La notizia è che credo di avercela fatta.
Il nostro sistema di relazioni, di convenzioni, di schemi rigidi, prevede il riposo come alternativa netta al lavoro. In realtà – e questo è stato l’esperimento che ho condotto su me stesso – si può diluire il dovere nel piacere a patto di rinunciare a un po’ di quest’ultimo. Al posto di una settimana di completo relax, se ne possono fare tre di parziale relax.
Badate, è una scelta che non è priva di controindicazioni. Ci sarà sempre un momento in cui invidierete gli altri, i vacanzieri veri, quelli che hanno optato per la linea tradizionale, e questo rischierà di pesare sul vostro rendimento. Non dovrete cedere alle tentazioni di allungare gli spazi di riposo a discapito dei momenti dedicati ai committenti. La missione è essere diversi pur garantendo ai vostri datori di lavoro il normale rendimento.
Alla fine della giornata non sarete proprio riposatissimi come tutti gli altri, ma di certo sarete più felici di quelli che hanno esaurito la vacanza prima di voi e che vi mandano sms di nostalgia dall’ufficio.

Ego

Prima scrivevano: giornalista. Poi: giornalista e scrittore. Poi: ghost-writer. Poi: blogger. Poi: giornalista e blogger.
Chi fa il mio mestiere, anche se un po’ indefinito (sono un po’ di tutto, e non ben amalgamato), ha il terrore di rispondere alla domanda: che lavoro fai?
Perché, quando si tratta di questioni personali, è complicato conciliare l’egocentrismo di chi campa scrivendo con l’attendibilità: si rischia sempre di sbagliare, per difetto o per eccesso.
Mi sono chiesto quale sarebbe la definizione di me che più mi piacerebbe. E l’ho trovata: raccontatore di storie (vere o presunte). Però non avrei mai il coraggio di comunicarla all’impiegato dell’anagrafe, anche perché non sta in nessun elenco.
Quindi va bene: giornalista. Oppure: giornalista e scrittore. Blogger e ghost-writer, no: niente parole straniere sulla carta d’identità.

P.S.
Sulla questione delle parole straniere ricordatemi di raccontarvi una cosa…

 

Il ministro del troppo lavoro

Sono veramente sconcertato, per non dire schifato, dall’idea che ci possa essere uno sciacallaggio politico che chiede le dimissioni del ministro Bondi per un crollo a Pompei, imputandolo a lui. Mi fa ridere che quelli che non si dimisero per il crollo del muro di Berlino oggi vogliono le dimissioni di Bondi per il crollo di un tetto.

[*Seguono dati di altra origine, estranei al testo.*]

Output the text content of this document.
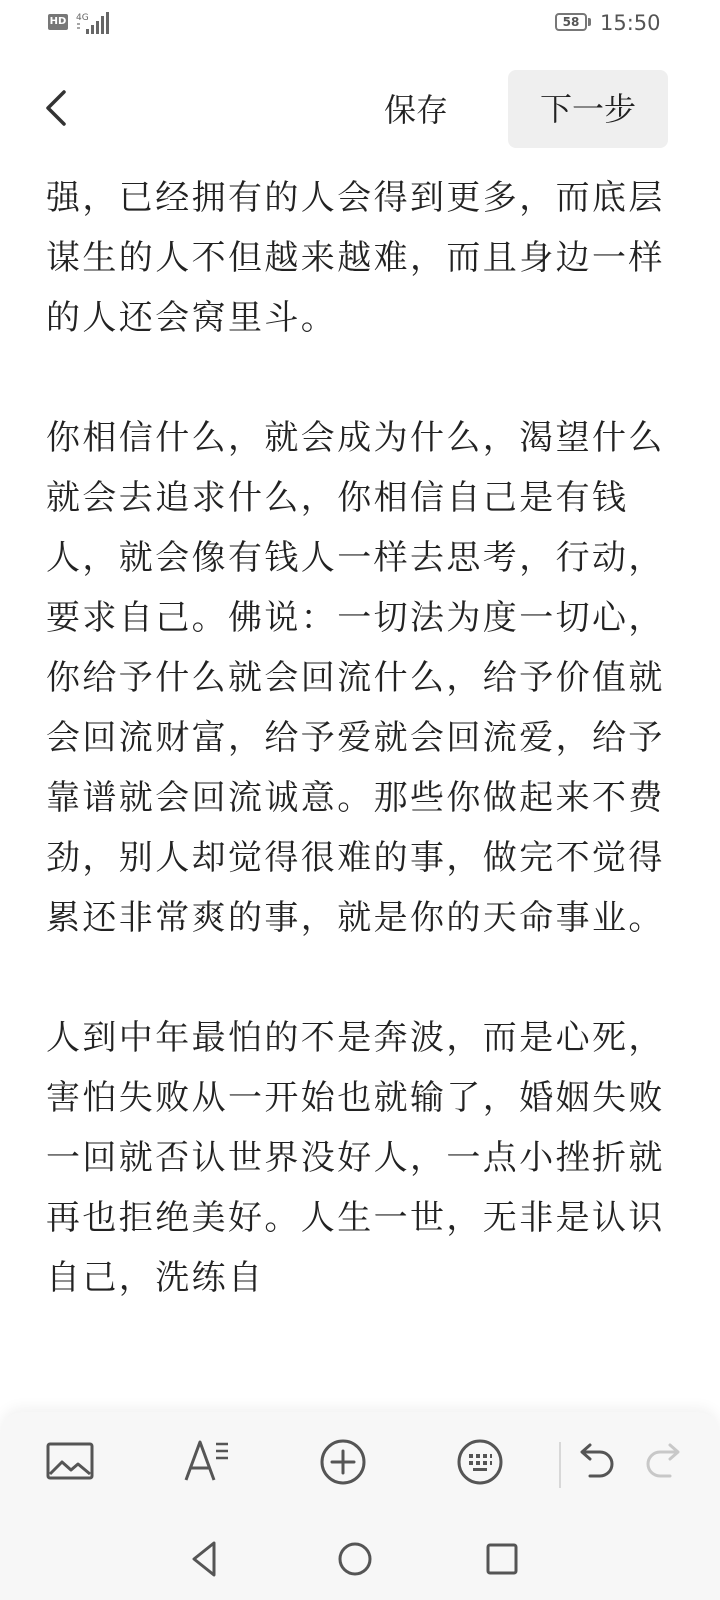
HD 4G	58 15:50
保存	下一步

强，已经拥有的人会得到更多，而底层谋生的人不但越来越难，而且身边一样的人还会窝里斗。

你相信什么，就会成为什么，渴望什么就会去追求什么，你相信自己是有钱人，就会像有钱人一样去思考，行动，要求自己。佛说：一切法为度一切心，你给予什么就会回流什么，给予价值就会回流财富，给予爱就会回流爱，给予靠谱就会回流诚意。那些你做起来不费劲，别人却觉得很难的事，做完不觉得累还非常爽的事，就是你的天命事业。

人到中年最怕的不是奔波，而是心死，害怕失败从一开始也就输了，婚姻失败一回就否认世界没好人，一点小挫折就再也拒绝美好。人生一世，无非是认识自己，洗练自
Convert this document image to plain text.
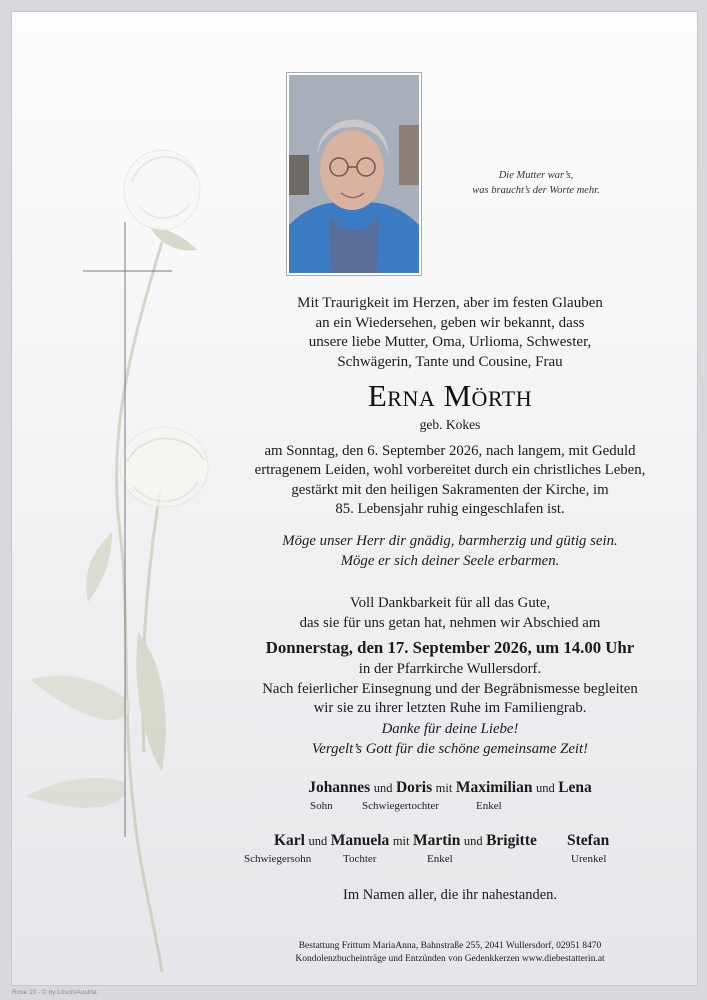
Die Mutter war’s,
was braucht’s der Worte mehr.
Mit Traurigkeit im Herzen, aber im festen Glauben
an ein Wiedersehen, geben wir bekannt, dass
unsere liebe Mutter, Oma, Urlioma, Schwester,
Schwägerin, Tante und Cousine, Frau
Erna Mörth
geb. Kokes
am Sonntag, den 6. September 2026, nach langem, mit Geduld
ertragenem Leiden, wohl vorbereitet durch ein christliches Leben,
gestärkt mit den heiligen Sakramenten der Kirche, im
85. Lebensjahr ruhig eingeschlafen ist.
Möge unser Herr dir gnädig, barmherzig und gütig sein.
Möge er sich deiner Seele erbarmen.
Voll Dankbarkeit für all das Gute,
das sie für uns getan hat, nehmen wir Abschied am
Donnerstag, den 17. September 2026, um 14.00 Uhr
in der Pfarrkirche Wullersdorf.
Nach feierlicher Einsegnung und der Begräbnismesse begleiten
wir sie zu ihrer letzten Ruhe im Familiengrab.
Danke für deine Liebe!
Vergelt’s Gott für die schöne gemeinsame Zeit!
Johannes und Doris mit Maximilian und Lena
Sohn	Schwiegertochter	Enkel
Karl und Manuela mit Martin und Brigitte Stefan
Schwiegersohn	Tochter	Enkel	Urenkel
Im Namen aller, die ihr nahestanden.
Bestattung Frittum MariaAnna, Bahnstraße 255, 2041 Wullersdorf, 02951 8470
Kondolenzbucheinträge und Entzünden von Gedenkkerzen www.diebestatterin.at
Rose 10 - © by Lösch/Austria
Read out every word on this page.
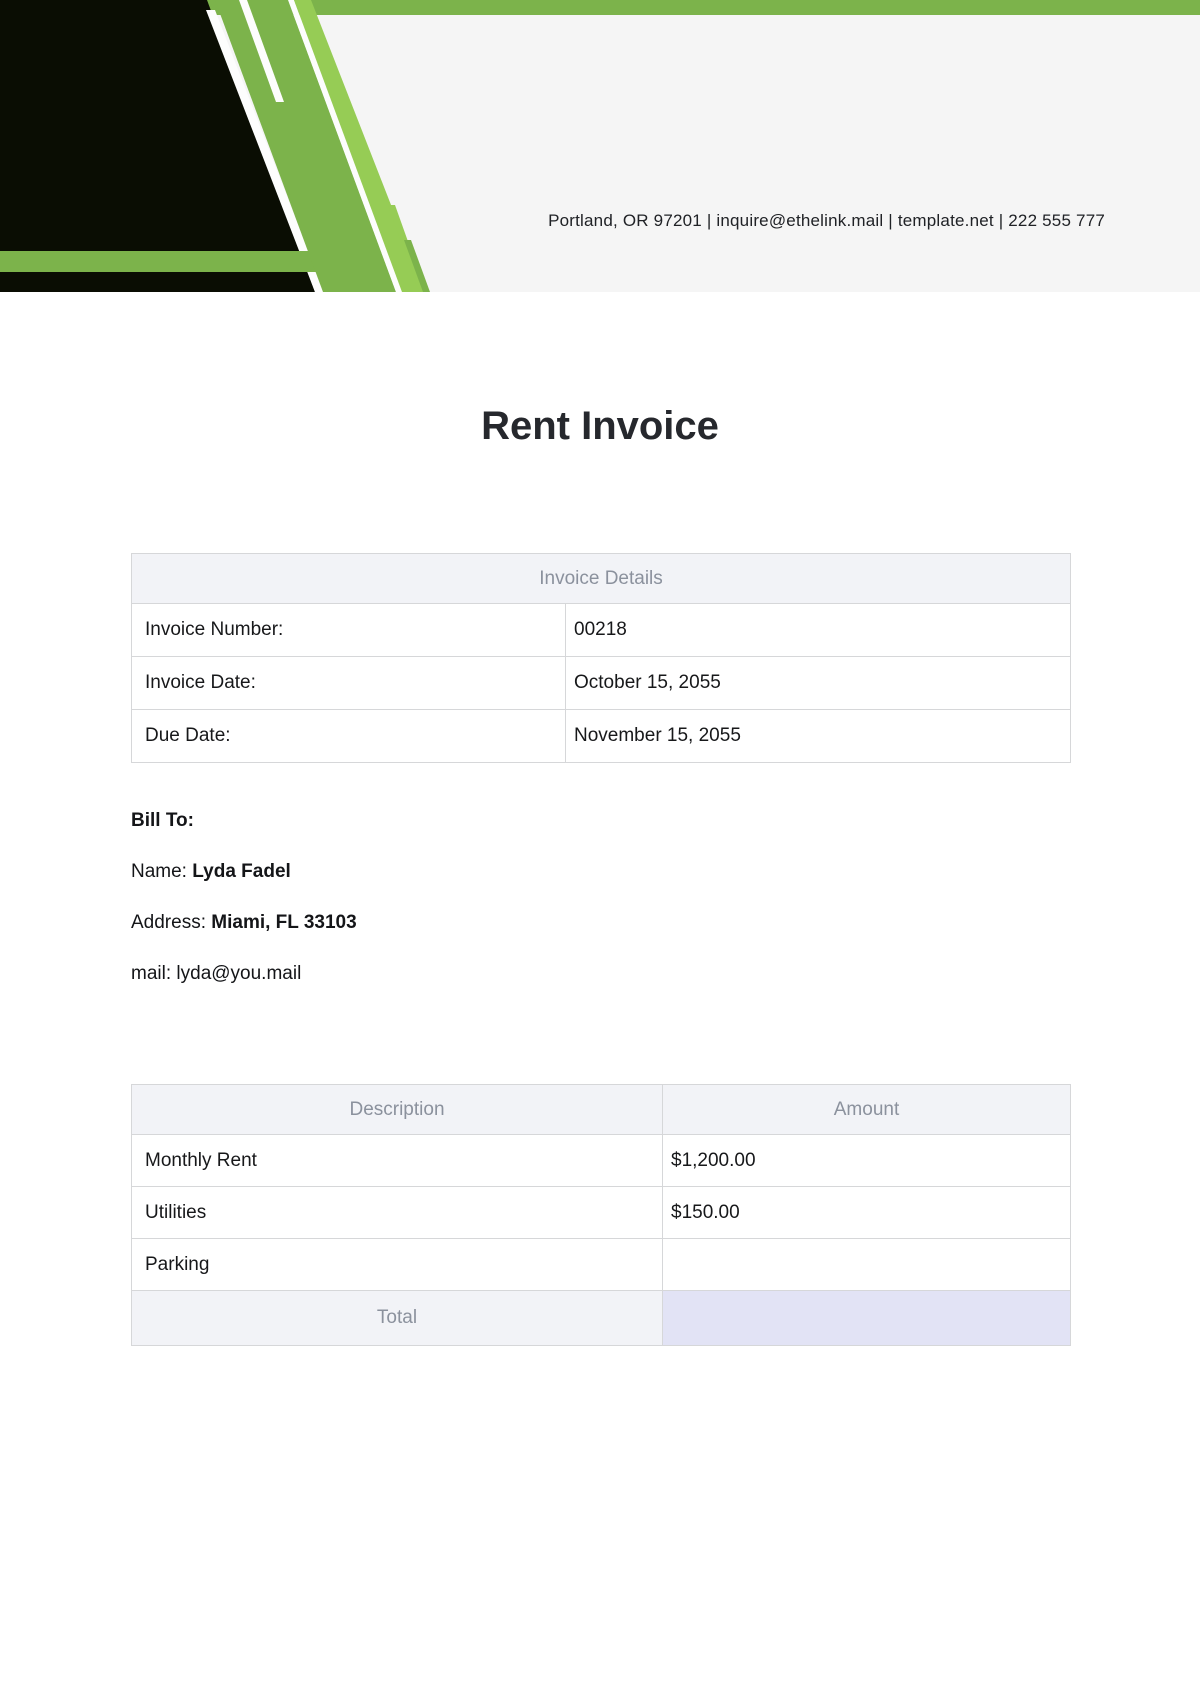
Portland, OR 97201 | inquire@ethelink.mail | template.net | 222 555 777
Rent Invoice
Invoice Details	
Invoice Number:	00218
Invoice Date:	October 15, 2055
Due Date:	November 15, 2055
Bill To:
Name: Lyda Fadel
Address: Miami, FL 33103
mail: lyda@you.mail
Description	Amount
Monthly Rent	$1,200.00
Utilities	$150.00
Parking	
Total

Il ministro Sacconi in un sol colpo ha fatto strike di corbellerie. Mettendo da parte la genialità di certe metafore, va detto che il signore in questione confonde la tutela dei patrimoni artistici (che consta di fatti) con il giudizio sulla storia (che consta di opinioni). E non è roba da poco giacché in questa colpevole confusione c’è tutta la visione del moderno regime: i dati di fatto non sono mai tali, in quanto c’è sempre un punto di vista governativo a sconvolgere la verità; le leve del pensiero dominante non vanno mosse da chi è saggio, cioè da chi è ontologicamente deputato a separare la cronaca dalle opinioni, ma da chi è furbo, cioè da chi emulsiona la realtà con la finzione.
Questo è il nostro paese, al momento.
Questo è il nostro ministro del Lavoro. Che forse avrebbe bisogno di riposo.

Grazie a Paolo Lussi.

Rallentare

Sono giorni di superlavoro, per quel che sapete e anche per altro. Ieri sera ero a cena con mia moglie e la ammiravo di fronte a me, sempre forte e bella. Io invece mi vedevo un po’ meditabondo e ricurvo sui pensieri che le andavo illustrando.
Tra le altre cose, le dicevo che quando ero ragazzo lavoravo anche quindici ore al giorno e non volevo mai fermarmi, tiravo dritto a ogni incrocio della vita e me ne fregavo se a letto crollavo senza spegnere la luce.
Ora invece è diverso. C’è più gusto ad andar piano, perché sennò sfuggono molti dettagli. C’è il fisico che reclama la sua dose di prudenza. E soprattutto c’è lei, mia moglie, che merita il meglio. Quest’ultima frase non gliel’ho detta perché nel pacchetto che mi comprende (una specie di offerta speciale) c’è pure una dose esagerata di timidezza mista a coglionaggine.
Ne approfitto per dirglielo adesso e per esortarvi a rallentare, voi tutti, se avete qualcuno da amare.

Aperti per ferie

Una breve comunicazione di servizio e un consiglio ai giovani.

La prima è che, come al solito, questo blog non chiude ad agosto. Ci sarà magari una lieve rarefazione dei post, ma rimarremo in trincea.

Il consiglio è in qualche modo collegato alla comunicazione di cui sopra. L’estate è un momento strategicamente importante per chi vuole entrare col piede giusto nel mondo del lavoro.
Nei giornali – è l’ambiente che conosco io – si entra in estate, quando tutti sono in ferie. Lo spirito di sacrificio risalta con il caldo, il sudore non soltanto lucida i muscoli ma fa luccicare le intelligenze.
Ragazzi, se davvero volete fare un mestiere di cui siete appassionati, spostate le vostre ferie a ottobre.

Uno o lavora o guarda la tv

Saranno quelli ai quali il suo capo ha trovato un lavoro.

Lo sbadiglio e la democrazia

Ieri sera ad Anno Zero è andato in onda il dramma della disoccupazione in un Paese governato dal partito del milione di posti di lavoro. Realtà contro promesse: antica contrapposizione che non sarebbe scandalosa (la politica è fatta anche di promesse) se non si urlasse al complotto ogni volta che a un annuncio non si è stati in grado di far seguire i fatti.
La crisi internazionale usata come alibi, la distrazione di un consiglio dei ministri che si occupa al 99,9 per cento di come risolvere per via extragiudiziaria i problemi giudiziari del capo, un’indolenza tattica della classe politica che parla di lavoro solo in termini generici per evitare di affrontare le singole spine dei singoli casi: lo scenario è questo, desolante e noto.
La sensazione è – correggetemi se sbaglio – quella di essere amministrati da gente che abita e lavora in un altro pianeta. Mentre in Parlamento si dibatte di processo breve e di lodi vari, ai confini dell’impero c’è chi fa la fame con moglie e tre figli. Mentre in Parlamento gli stipendi restano quelli che sono, altissimi, altrove si campa con meno della metà di quel che si guadagnava prima.
Lo so, il rischio di cadere nella banalità, nel già visto e già sentito è altissimo.
Però ogni tanto dovremmo ricordarci che la democrazia si spegne quando per egoismo uno spunto di indignazione si trasforma in uno sbadiglio.